A memória declarativa, também denominada memória explicita ou consciente, é aquela que lembramos com esforço deliberado e que pode ser declarada. O que não podemos explicar não pode ser lembrado, sendo a linguagem um aporte fundamental para o pensamento (Pinker, 2008). A formação hipocampal é a área relacionada às nossas memórias de fatos (autobiográfica) e de dados (semântica) e tem a função, principalmente durante o sono REM (sono com sonhos) e durante o sono profundo, de processar as informações e consolidar as mesmas no cérebro, também envolvido no resgate das informações (Gazzaniga, Ivry e Mangun, 2006).

As diferentes memórias podem e devem ser estimuladas pelos educadores. Os exercícios de fixação devem estar constantemente em pauta nas salas de aula e nas reuniões pedagógicas, bem como nos planejamentos dos professores. Sem treino, não há consolidação de conhecimentos e hábitos.

Aulas de psicodrama e que envolvam decisões morais são espaços para o treino de componentes emocionais importantes como empatia, compaixão, tristeza, dor, raiva, alegria. Nossas memórias emocionais, crenças e esquemas são passíveis de alteração, modificando o sistema e fortalecendo nossas capacidades de controle das mesmas e de resiliência.

O mesmo ocorre com a memória motora; um bom exemplo vem do envolvimento de componentes motores durante a escrita com letra cursiva que parecem auxiliar na fixação de conteúdos, sendo os resumos escritos ótimos exercícios cognitivos, o treino motor levando a excelência cognitiva no que tange a memória declarativa e operacional.

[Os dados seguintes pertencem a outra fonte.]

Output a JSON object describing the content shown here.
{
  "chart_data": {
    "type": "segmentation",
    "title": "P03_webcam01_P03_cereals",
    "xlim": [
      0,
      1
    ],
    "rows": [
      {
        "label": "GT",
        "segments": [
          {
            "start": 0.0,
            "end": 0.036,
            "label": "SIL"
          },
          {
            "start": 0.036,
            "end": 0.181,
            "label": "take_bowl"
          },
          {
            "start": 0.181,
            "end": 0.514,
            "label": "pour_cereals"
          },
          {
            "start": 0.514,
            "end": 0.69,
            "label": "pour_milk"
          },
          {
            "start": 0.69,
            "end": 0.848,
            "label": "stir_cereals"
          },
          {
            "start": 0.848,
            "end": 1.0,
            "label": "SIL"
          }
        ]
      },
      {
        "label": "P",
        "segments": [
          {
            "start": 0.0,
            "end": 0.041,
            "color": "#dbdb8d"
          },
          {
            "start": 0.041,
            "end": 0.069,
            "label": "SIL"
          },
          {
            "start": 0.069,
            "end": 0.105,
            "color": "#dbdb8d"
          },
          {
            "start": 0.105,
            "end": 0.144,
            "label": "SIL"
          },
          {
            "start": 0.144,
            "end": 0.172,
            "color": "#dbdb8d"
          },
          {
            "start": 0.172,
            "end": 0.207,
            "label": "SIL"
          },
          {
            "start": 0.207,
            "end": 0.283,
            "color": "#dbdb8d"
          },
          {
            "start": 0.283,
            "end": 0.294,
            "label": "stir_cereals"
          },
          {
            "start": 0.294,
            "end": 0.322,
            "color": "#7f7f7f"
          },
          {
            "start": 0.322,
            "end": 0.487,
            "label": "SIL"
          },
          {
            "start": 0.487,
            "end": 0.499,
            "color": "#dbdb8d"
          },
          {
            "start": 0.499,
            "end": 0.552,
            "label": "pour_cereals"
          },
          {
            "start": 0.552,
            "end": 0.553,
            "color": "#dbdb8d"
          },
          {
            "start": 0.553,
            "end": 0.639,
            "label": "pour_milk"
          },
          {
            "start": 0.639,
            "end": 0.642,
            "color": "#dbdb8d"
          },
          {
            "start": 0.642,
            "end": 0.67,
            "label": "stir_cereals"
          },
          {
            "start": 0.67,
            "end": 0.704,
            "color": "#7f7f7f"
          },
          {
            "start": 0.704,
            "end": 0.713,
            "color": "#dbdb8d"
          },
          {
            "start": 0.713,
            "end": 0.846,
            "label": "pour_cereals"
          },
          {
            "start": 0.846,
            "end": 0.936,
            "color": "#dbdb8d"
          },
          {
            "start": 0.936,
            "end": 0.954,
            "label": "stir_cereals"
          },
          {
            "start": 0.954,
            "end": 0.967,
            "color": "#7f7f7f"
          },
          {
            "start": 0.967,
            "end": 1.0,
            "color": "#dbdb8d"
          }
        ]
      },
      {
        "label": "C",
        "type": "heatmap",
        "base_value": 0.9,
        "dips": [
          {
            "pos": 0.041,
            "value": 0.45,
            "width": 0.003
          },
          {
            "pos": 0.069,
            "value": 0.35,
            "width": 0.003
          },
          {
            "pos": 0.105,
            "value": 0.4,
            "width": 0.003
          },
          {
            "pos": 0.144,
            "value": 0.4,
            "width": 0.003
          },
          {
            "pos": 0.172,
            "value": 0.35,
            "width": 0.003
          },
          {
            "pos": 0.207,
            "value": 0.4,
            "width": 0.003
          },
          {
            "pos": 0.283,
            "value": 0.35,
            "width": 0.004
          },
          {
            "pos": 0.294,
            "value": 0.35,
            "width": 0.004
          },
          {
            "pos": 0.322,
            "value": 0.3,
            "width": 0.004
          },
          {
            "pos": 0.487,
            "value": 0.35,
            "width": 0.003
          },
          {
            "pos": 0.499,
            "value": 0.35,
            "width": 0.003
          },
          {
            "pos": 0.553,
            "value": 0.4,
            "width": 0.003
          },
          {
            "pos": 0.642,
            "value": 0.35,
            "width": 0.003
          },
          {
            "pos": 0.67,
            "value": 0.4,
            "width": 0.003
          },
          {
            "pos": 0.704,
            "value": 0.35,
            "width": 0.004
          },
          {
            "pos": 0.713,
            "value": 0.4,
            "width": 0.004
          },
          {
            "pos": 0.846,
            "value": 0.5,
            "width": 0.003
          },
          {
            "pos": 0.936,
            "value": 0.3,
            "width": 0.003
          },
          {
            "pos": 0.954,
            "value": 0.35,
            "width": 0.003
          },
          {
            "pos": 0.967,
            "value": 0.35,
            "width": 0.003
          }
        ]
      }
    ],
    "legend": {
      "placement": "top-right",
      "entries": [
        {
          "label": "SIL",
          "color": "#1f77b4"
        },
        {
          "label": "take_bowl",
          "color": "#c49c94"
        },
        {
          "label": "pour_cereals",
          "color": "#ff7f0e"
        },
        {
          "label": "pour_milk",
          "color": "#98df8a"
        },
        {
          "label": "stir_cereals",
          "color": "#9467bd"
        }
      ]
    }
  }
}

Os diários e agendas poderiam servir de aportes para o exercício da memória, já que temos, na maioria, estímulos visuais como os principais meios de armazenar informações. Sistemas de aprendizado baseados na alça fonológica (aulas expositivas dialogadas) com diferentes técnicas de repetições de dados em voz alta, ou ritmar números e textos, são eficazes mecanismos de estimulação da alça fonológica. No que tange ao bloco de notas visuoespacial (mapas conceituais, gráficos e esquemas mentais dos conteúdos) são os principais mecanismos utilizados por professores. Também os debates e trocas de ideias dentro e fora dos ambientes formais de aprendizagem, experimentos, diários de campo e de pesquisa, aprendizagem baseada em problemas e aprendizagem baseada em equipes são metodologias que deverão ganhar espaço cada dia maior na educação, oferecendo este ambiente saudável para a memória e aprendizagem.

 

Referências:

CARLSON, N. Fisiologia do comportamento. 7.ed. São Paulo: Manole, 2002.

GAZZANIGA, M. S., HEATHERTON, T. F. Ciência psicológica: mente, cérebro e comportamento. 2. imp.rev. Porto Alegre: Artmed, 2005.

GAZZANIGA, M., IVRY, R. B., MANGUN, S. Neurociência cognitiva: a biologia da mente. 2. ed. Porto Alegre: Artmed, 2006.

McCLELLAND, J.L.; McNAUGHTON, B. L. e O´REILLY, R. C. Why there are complementary learning systems in the hippocampus and neocortex: insights from the successes and feilures of connectionist models of Learning and memory. Psychological Review, 102(3), 419-457, 1995. doi:10.1037/0033‐295X.102.3.419.

PINKER, S.  Do que é feito o pensamento: a língua como janela para a natureza humana. São Paulo: Companhia das Letras, 2008.

PRAAG, H. van , KEMPERMANN, G. e GAGE, F. H. Running increases cell proliferation and neurogenesis in the adult mouse dentate gyrus. Nature Neuroscience.2, 266 – 270. 1999. doi:10.1038/6368.

PRICE, D.D.; VERNER, G.N. e SCHWARTZ, J.M. Plasticity in brain processing and modulation of pain. Progress in Brain Research. 157, 331-353. 2006. doi: 10.1016/S0079-6123(06)57020-7.